This repository provides all code and pre-trained BRIAN networks for the workshop "Modelling the effect of inhibition on synchronicity and regularity in spiking network" and "De-correlating activity via inhibitory plasticity during memory recall". The second Jupyter notebook Background knowledge about simulation-based network neuroscience is a complementary notebook explaining the Euler Method and giving a bit of background knowledge about the problem of complexity in network models.
The runtime of the plastic networks' training can take up to 90 minutes. So, we'd like to suggest opting in to load the network states provided in /stored_networks.

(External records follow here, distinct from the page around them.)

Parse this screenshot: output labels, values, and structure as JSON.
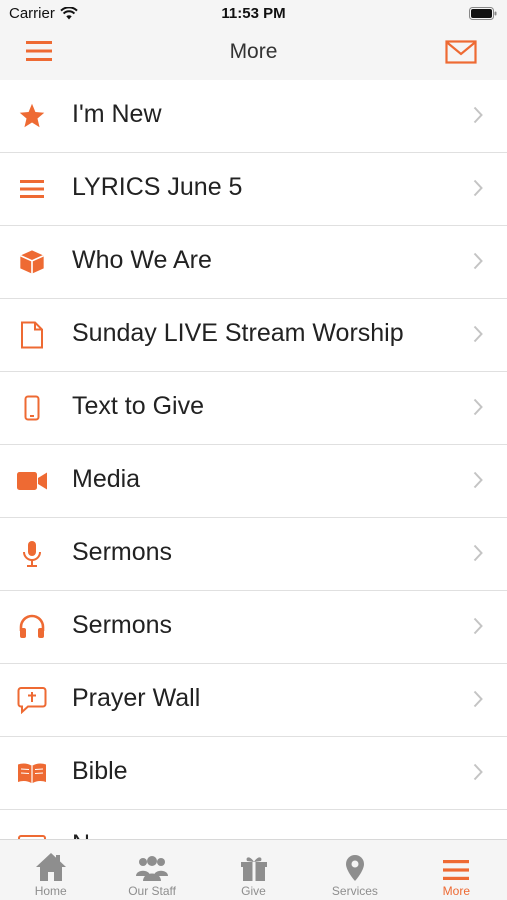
{
  "status_bar": {
    "carrier": "Carrier",
    "time": "11:53 PM"
  },
  "header": {
    "title": "More"
  },
  "accent_color": "#ee6a33",
  "menu_items": [
    {
      "label": "I'm New",
      "icon": "star-icon"
    },
    {
      "label": "LYRICS June 5",
      "icon": "list-icon"
    },
    {
      "label": "Who We Are",
      "icon": "box-icon"
    },
    {
      "label": "Sunday LIVE Stream Worship",
      "icon": "document-icon"
    },
    {
      "label": "Text to Give",
      "icon": "phone-icon"
    },
    {
      "label": "Media",
      "icon": "video-camera-icon"
    },
    {
      "label": "Sermons",
      "icon": "microphone-icon"
    },
    {
      "label": "Sermons",
      "icon": "headphones-icon"
    },
    {
      "label": "Prayer Wall",
      "icon": "prayer-bubble-icon"
    },
    {
      "label": "Bible",
      "icon": "open-book-icon"
    },
    {
      "label": "N",
      "icon": "partial-icon"
    }
  ],
  "tab_bar": {
    "tabs": [
      {
        "label": "Home",
        "icon": "home-icon"
      },
      {
        "label": "Our Staff",
        "icon": "people-icon"
      },
      {
        "label": "Give",
        "icon": "gift-icon"
      },
      {
        "label": "Services",
        "icon": "map-pin-icon"
      },
      {
        "label": "More",
        "icon": "menu-icon"
      }
    ],
    "active": "More"
  }
}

You can execute the code in two different ways:
- Run the Jupyter notebook as provided here
- Run the code in Collab
The notebook was written using the following packages(version):
- python (3.10.12)
- jupyter (IPython 8.10.0, ipykernel 6.21.2, ipywidgets 8.0.4)
- numpy (1.23.5)
- scipy (1.10.1)
- matplotlib (3.8.4)
- brian2 (2.5.1)
- brian2tools (0.3)
The notebooks can be accessed using the following links:
Background knowledge about simulation-based network neuroscience https://colab.research.google.com/drive/1bLCmvkFGSgaTFICeKT1YhNuamhT0eEeo?usp=sharing
Spiking EI Networks https://colab.research.google.com/drive/1kxLGdxPe02DVZ11LYnN1wqEvVjEMhpwF?usp=sharing
Before running the notebook, you need to upload the three files in \stored_networks network_after_500s, trained_network and untrained_network to the runspace of the collab. Select the Files tap of the lefthand-side menu. Select to upload files and select the three network state files.